I can’t find any internal or external leak, but I still have to fill coolant sometimes, what to do?
Some engines can consume coolant slowly and you won’t notice any white smoke. It all is depending on how much you have to fill. Coolant does not disappear automatically, there have to be an internal or external leak anywhere, even if it’s a really small one. If it’s a really small one that you can’t find you could try to add some of the stop-leak fluid that I mentioned before.
Repair the leak
If you have found your leak, it’s now time to repair it. I think that the repair procedure you have to figure out yourself. If not check your Repair/service manual for an instruction of how to replace the damaged part/gasket. Always make your repairs by the book and make sure to put new gaskets on parts that you have been removing.
The critical part of doing any repairs to the cooling system is the bleeding afterwards. It could be really difficult to get all the air bubbles out of the cooling system. If you have not get out all the air bubbles and then go for a ride, your car can overheat and damage parts inside your vehicle ( Not funny if you replaced your head gasket and you have to do it again ). But don’t worry, I’ve written a detailed guide on how to Bleed your Coolant system, the easiest and fastest way.
Test your repair out
If you repair did go successfully, it’s now time to test your repair. The best way is to first take the car for a long drive. Be careful about the coolant temperature and make sure that you do not see any temperature spikes or overheating.

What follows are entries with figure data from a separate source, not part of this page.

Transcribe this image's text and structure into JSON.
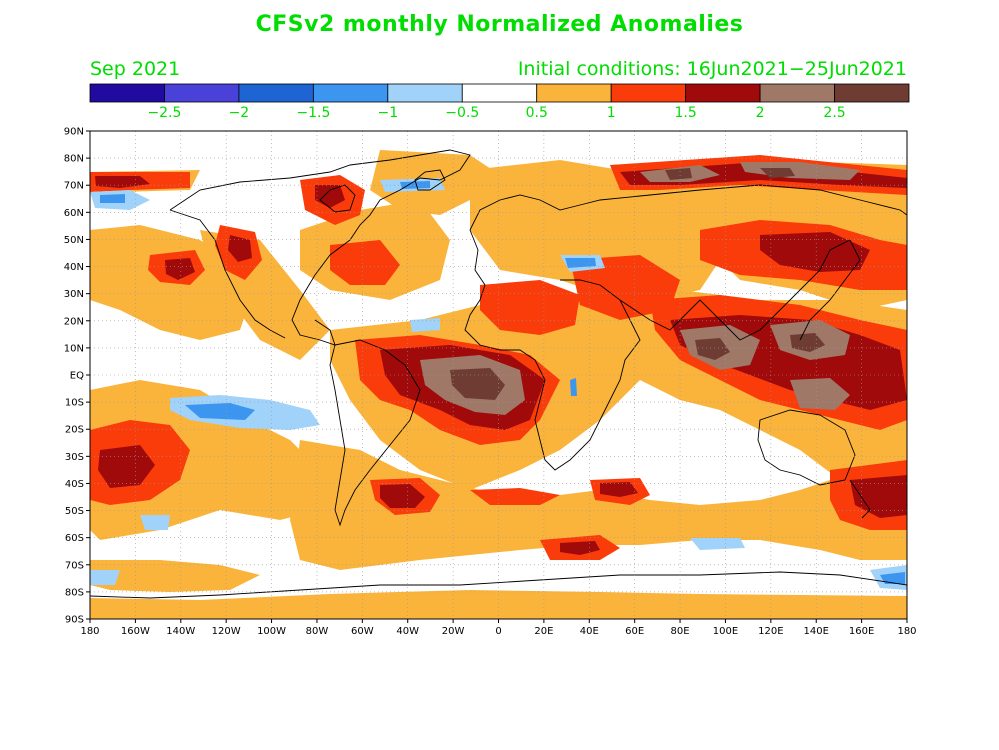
{
  "title": "CFSv2 monthly Normalized Anomalies",
  "valid_month": "Sep 2021",
  "init_conditions": "Initial conditions: 16Jun2021−25Jun2021",
  "text_color": "#00dd00",
  "colorbar": {
    "colors": [
      "#200aa0",
      "#4a42d8",
      "#1e64d2",
      "#3c96f0",
      "#a0d2fa",
      "#ffffff",
      "#fab43c",
      "#fa3c0a",
      "#a00a0a",
      "#a07868",
      "#6e3c32"
    ],
    "labels": [
      "−2.5",
      "−2",
      "−1.5",
      "−1",
      "−0.5",
      "0.5",
      "1",
      "1.5",
      "2",
      "2.5"
    ]
  },
  "lat_labels": [
    "90N",
    "80N",
    "70N",
    "60N",
    "50N",
    "40N",
    "30N",
    "20N",
    "10N",
    "EQ",
    "10S",
    "20S",
    "30S",
    "40S",
    "50S",
    "60S",
    "70S",
    "80S",
    "90S"
  ],
  "lon_labels": [
    "180",
    "160W",
    "140W",
    "120W",
    "100W",
    "80W",
    "60W",
    "40W",
    "20W",
    "0",
    "20E",
    "40E",
    "60E",
    "80E",
    "100E",
    "120E",
    "140E",
    "160E",
    "180"
  ]
}
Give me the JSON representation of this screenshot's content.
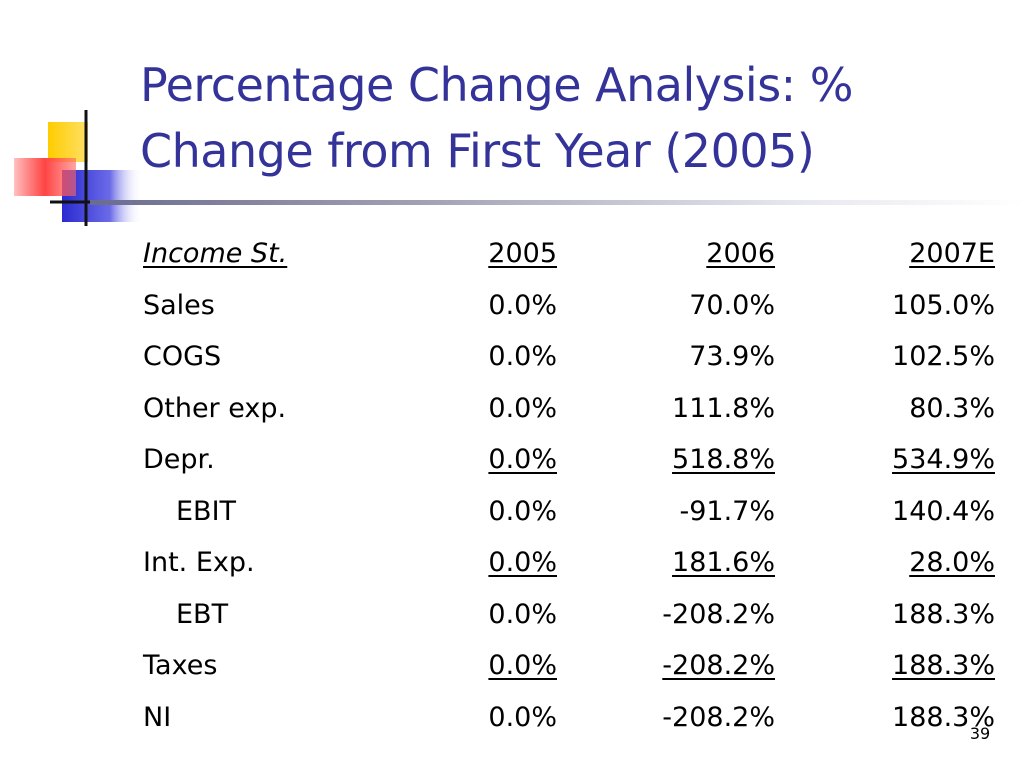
{
  "slide": {
    "title_line1": "Percentage Change Analysis: %",
    "title_line2": "Change from First Year (2005)",
    "page_number": "39"
  },
  "table": {
    "header": {
      "label": "Income St.",
      "columns": [
        "2005",
        "2006",
        "2007E"
      ]
    },
    "rows": [
      {
        "label": "Sales",
        "values": [
          "0.0%",
          "70.0%",
          "105.0%"
        ],
        "indent": false,
        "underline": false
      },
      {
        "label": "COGS",
        "values": [
          "0.0%",
          "73.9%",
          "102.5%"
        ],
        "indent": false,
        "underline": false
      },
      {
        "label": "Other exp.",
        "values": [
          "0.0%",
          "111.8%",
          "80.3%"
        ],
        "indent": false,
        "underline": false
      },
      {
        "label": "Depr.",
        "values": [
          "0.0%",
          "518.8%",
          "534.9%"
        ],
        "indent": false,
        "underline": true
      },
      {
        "label": "EBIT",
        "values": [
          "0.0%",
          "-91.7%",
          "140.4%"
        ],
        "indent": true,
        "underline": false
      },
      {
        "label": "Int. Exp.",
        "values": [
          "0.0%",
          "181.6%",
          "28.0%"
        ],
        "indent": false,
        "underline": true
      },
      {
        "label": "EBT",
        "values": [
          "0.0%",
          "-208.2%",
          "188.3%"
        ],
        "indent": true,
        "underline": false
      },
      {
        "label": "Taxes",
        "values": [
          "0.0%",
          "-208.2%",
          "188.3%"
        ],
        "indent": false,
        "underline": true
      },
      {
        "label": "NI",
        "values": [
          "0.0%",
          "-208.2%",
          "188.3%"
        ],
        "indent": false,
        "underline": false
      }
    ]
  },
  "colors": {
    "title": "#333399",
    "deco_yellow": "#ffcc00",
    "deco_blue": "#3333cc",
    "deco_red": "#ff3333"
  }
}
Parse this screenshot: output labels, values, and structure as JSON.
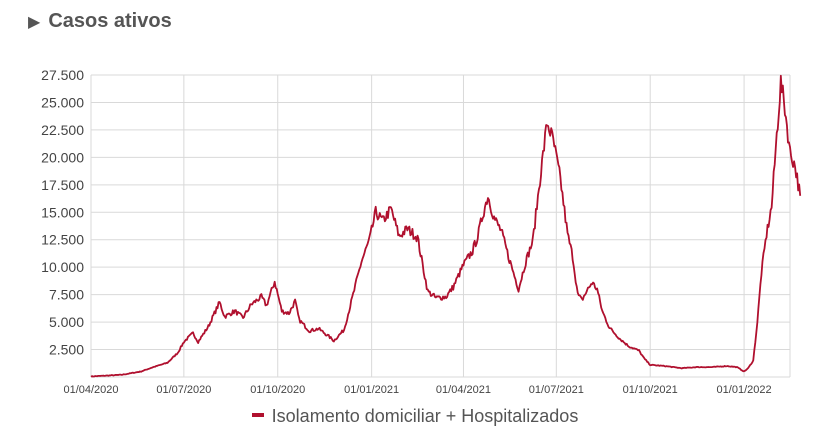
{
  "header": {
    "title": "Casos ativos",
    "expand_icon": "triangle-right-icon"
  },
  "chart_data": {
    "type": "line",
    "title": "Casos ativos",
    "xlabel": "",
    "ylabel": "",
    "ylim": [
      0,
      27500
    ],
    "xlim": [
      "2020-04-01",
      "2022-02-15"
    ],
    "yticks": [
      2500,
      5000,
      7500,
      10000,
      12500,
      15000,
      17500,
      20000,
      22500,
      25000,
      27500
    ],
    "ytick_labels": [
      "2.500",
      "5.000",
      "7.500",
      "10.000",
      "12.500",
      "15.000",
      "17.500",
      "20.000",
      "22.500",
      "25.000",
      "27.500"
    ],
    "xticks": [
      "2020-04-01",
      "2020-07-01",
      "2020-10-01",
      "2021-01-01",
      "2021-04-01",
      "2021-07-01",
      "2021-10-01",
      "2022-01-01"
    ],
    "xtick_labels": [
      "01/04/2020",
      "01/07/2020",
      "01/10/2020",
      "01/01/2021",
      "01/04/2021",
      "01/07/2021",
      "01/10/2021",
      "01/01/2022"
    ],
    "grid": true,
    "legend_position": "bottom",
    "series": [
      {
        "name": "Isolamento domiciliar + Hospitalizados",
        "color": "#b0102e",
        "points": [
          [
            "2020-04-01",
            50
          ],
          [
            "2020-05-01",
            200
          ],
          [
            "2020-05-20",
            500
          ],
          [
            "2020-06-01",
            900
          ],
          [
            "2020-06-15",
            1300
          ],
          [
            "2020-06-25",
            2200
          ],
          [
            "2020-07-01",
            3200
          ],
          [
            "2020-07-10",
            4000
          ],
          [
            "2020-07-15",
            3200
          ],
          [
            "2020-07-25",
            4600
          ],
          [
            "2020-08-05",
            6800
          ],
          [
            "2020-08-10",
            5500
          ],
          [
            "2020-08-20",
            6000
          ],
          [
            "2020-08-28",
            5400
          ],
          [
            "2020-09-05",
            6600
          ],
          [
            "2020-09-15",
            7300
          ],
          [
            "2020-09-20",
            6500
          ],
          [
            "2020-09-28",
            8700
          ],
          [
            "2020-10-05",
            6000
          ],
          [
            "2020-10-12",
            5800
          ],
          [
            "2020-10-18",
            6900
          ],
          [
            "2020-10-22",
            5200
          ],
          [
            "2020-11-01",
            4200
          ],
          [
            "2020-11-10",
            4400
          ],
          [
            "2020-11-20",
            3700
          ],
          [
            "2020-11-25",
            3300
          ],
          [
            "2020-12-05",
            4300
          ],
          [
            "2020-12-15",
            7900
          ],
          [
            "2020-12-22",
            10500
          ],
          [
            "2020-12-30",
            12500
          ],
          [
            "2021-01-05",
            15000
          ],
          [
            "2021-01-12",
            14200
          ],
          [
            "2021-01-20",
            15300
          ],
          [
            "2021-01-28",
            12800
          ],
          [
            "2021-02-05",
            13500
          ],
          [
            "2021-02-15",
            12700
          ],
          [
            "2021-02-20",
            10200
          ],
          [
            "2021-02-25",
            7800
          ],
          [
            "2021-03-05",
            7200
          ],
          [
            "2021-03-15",
            7300
          ],
          [
            "2021-03-22",
            8200
          ],
          [
            "2021-04-01",
            10200
          ],
          [
            "2021-04-10",
            11500
          ],
          [
            "2021-04-15",
            12800
          ],
          [
            "2021-04-20",
            14800
          ],
          [
            "2021-04-25",
            16500
          ],
          [
            "2021-05-01",
            14500
          ],
          [
            "2021-05-08",
            13300
          ],
          [
            "2021-05-15",
            11000
          ],
          [
            "2021-05-20",
            9500
          ],
          [
            "2021-05-25",
            8000
          ],
          [
            "2021-06-01",
            10500
          ],
          [
            "2021-06-08",
            12400
          ],
          [
            "2021-06-15",
            18000
          ],
          [
            "2021-06-22",
            23200
          ],
          [
            "2021-06-28",
            21500
          ],
          [
            "2021-07-05",
            18000
          ],
          [
            "2021-07-12",
            13000
          ],
          [
            "2021-07-17",
            11000
          ],
          [
            "2021-07-22",
            7500
          ],
          [
            "2021-07-26",
            7000
          ],
          [
            "2021-08-01",
            8000
          ],
          [
            "2021-08-05",
            8600
          ],
          [
            "2021-08-10",
            8000
          ],
          [
            "2021-08-15",
            6000
          ],
          [
            "2021-08-22",
            4500
          ],
          [
            "2021-09-01",
            3500
          ],
          [
            "2021-09-10",
            2800
          ],
          [
            "2021-09-20",
            2400
          ],
          [
            "2021-09-25",
            1700
          ],
          [
            "2021-10-01",
            1100
          ],
          [
            "2021-10-15",
            1000
          ],
          [
            "2021-11-01",
            800
          ],
          [
            "2021-11-15",
            900
          ],
          [
            "2021-12-01",
            900
          ],
          [
            "2021-12-15",
            1000
          ],
          [
            "2021-12-25",
            900
          ],
          [
            "2022-01-01",
            500
          ],
          [
            "2022-01-05",
            800
          ],
          [
            "2022-01-10",
            1500
          ],
          [
            "2022-01-14",
            5000
          ],
          [
            "2022-01-18",
            9500
          ],
          [
            "2022-01-23",
            13000
          ],
          [
            "2022-01-28",
            15500
          ],
          [
            "2022-02-02",
            22000
          ],
          [
            "2022-02-06",
            26800
          ],
          [
            "2022-02-10",
            24500
          ],
          [
            "2022-02-15",
            20500
          ],
          [
            "2022-02-20",
            19200
          ],
          [
            "2022-02-25",
            16500
          ]
        ]
      }
    ]
  }
}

After the test-drive check on all places around the repair for any leaks again. I do also recommend to use the pressure tool and put pressure on the coolant system for 24 hours here, to make sure to 100% that there are no leaks.
Try the climate control in the car to make sure the heating is working properly.
By now, I hope your troubleshooting and repair went well and you learned a lot of how to fix coolant leaks.
The pressure tool will make your troubleshooting a lot easier for any coolant leak tasks.
Make sure that you got all the air out from the system after any repairs on the coolant system.